Erkek voleybol milli takımımızın, Katar milli takımına mağlubiyetinin ardından, Katarlı sporcuların saha içinden yaptıkları el kol hareketleri ve dahası, içlerinden birinin kendisini eli kılıçlı çöl bedevisi sanarak yaptığı boyun kesme hareketine diyecek söz bile bulamıyorum.

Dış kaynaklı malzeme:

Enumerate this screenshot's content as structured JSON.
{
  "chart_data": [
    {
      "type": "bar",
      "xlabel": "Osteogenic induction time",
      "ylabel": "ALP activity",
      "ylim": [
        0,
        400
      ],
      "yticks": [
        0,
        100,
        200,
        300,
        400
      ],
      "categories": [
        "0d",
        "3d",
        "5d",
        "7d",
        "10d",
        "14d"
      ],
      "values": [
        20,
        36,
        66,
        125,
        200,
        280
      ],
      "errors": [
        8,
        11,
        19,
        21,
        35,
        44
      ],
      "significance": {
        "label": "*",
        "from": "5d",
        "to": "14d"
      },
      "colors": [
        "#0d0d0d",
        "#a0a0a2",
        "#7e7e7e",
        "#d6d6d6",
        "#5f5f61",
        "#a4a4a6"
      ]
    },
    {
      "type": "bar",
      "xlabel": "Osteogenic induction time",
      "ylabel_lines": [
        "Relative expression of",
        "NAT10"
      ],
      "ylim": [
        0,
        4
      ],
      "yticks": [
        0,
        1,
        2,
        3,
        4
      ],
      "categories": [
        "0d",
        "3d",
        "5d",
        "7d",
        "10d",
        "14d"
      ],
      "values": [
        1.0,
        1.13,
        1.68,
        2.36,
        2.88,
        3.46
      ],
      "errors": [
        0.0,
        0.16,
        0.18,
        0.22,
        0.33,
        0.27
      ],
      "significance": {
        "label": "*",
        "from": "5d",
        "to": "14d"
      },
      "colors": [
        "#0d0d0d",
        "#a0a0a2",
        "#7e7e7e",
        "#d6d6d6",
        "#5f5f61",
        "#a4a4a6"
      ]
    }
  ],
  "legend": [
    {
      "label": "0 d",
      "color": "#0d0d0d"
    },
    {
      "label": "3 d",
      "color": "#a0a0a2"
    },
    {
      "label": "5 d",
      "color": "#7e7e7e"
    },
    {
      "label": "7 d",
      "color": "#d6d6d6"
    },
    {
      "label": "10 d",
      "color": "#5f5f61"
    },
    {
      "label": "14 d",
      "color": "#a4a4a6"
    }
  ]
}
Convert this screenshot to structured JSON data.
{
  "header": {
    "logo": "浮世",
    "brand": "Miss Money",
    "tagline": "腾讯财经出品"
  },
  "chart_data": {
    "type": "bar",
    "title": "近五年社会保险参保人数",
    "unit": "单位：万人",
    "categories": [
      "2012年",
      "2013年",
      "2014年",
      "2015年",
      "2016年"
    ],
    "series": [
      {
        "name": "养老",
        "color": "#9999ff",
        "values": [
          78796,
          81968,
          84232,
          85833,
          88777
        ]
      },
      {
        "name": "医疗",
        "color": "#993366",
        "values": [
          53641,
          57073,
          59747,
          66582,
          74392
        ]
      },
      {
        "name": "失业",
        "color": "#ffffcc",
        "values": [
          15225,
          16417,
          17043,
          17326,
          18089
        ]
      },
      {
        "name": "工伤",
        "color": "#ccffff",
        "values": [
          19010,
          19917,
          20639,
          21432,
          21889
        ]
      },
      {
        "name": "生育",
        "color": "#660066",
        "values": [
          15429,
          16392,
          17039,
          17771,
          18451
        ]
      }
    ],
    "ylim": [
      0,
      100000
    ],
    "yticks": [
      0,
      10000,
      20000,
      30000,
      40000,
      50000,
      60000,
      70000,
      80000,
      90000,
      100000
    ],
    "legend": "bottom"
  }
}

Bir futbolsever olarak Konyaspor’un başına gelenleri de yazmadan geçmeyelim; kendi futbol ligi bile olmayan ve komşu ülkenin liglerinde top koşturan Vaduz takımına elenmelerini, oyunların açılış törenleri ile tamamen bozulan Konya Büyükşehir Stadının zemininden kaynaklandığını düşünüyorum. Televizyondan maçı izlerken benim psikolojim bozuldu o sahayı görünce; futbolcu ne yapsın? Ve dahası, sonraki Başakşehir maçını da Eskişehir’de oynamak zorunda kaldı Konyaspor. Bir sonraki iç saha müsabakasına, zemin düzelir mi bilemiyorum?
Sonuç olarak;
Her ne kadar dinsel bir bölünme gibi algılansa da İslami Dayanışma Oyunları; ısrarla ve farklı ülkelerde, dünya spor standartları baz alınarak düzenlenmeye devam edilmeli! Ve hatta bir kısım uluslararası federasyonlarca da tanınması için gayret gösterilmeli! Afganistan, Pakistan, Suudi Arabistan ve benzeri ülkelerdeki çocuğa, gence ve kadına olan ve dahası spora, sanata ve kültüre olan bakış açısının başka şekilde düzeleceği yok!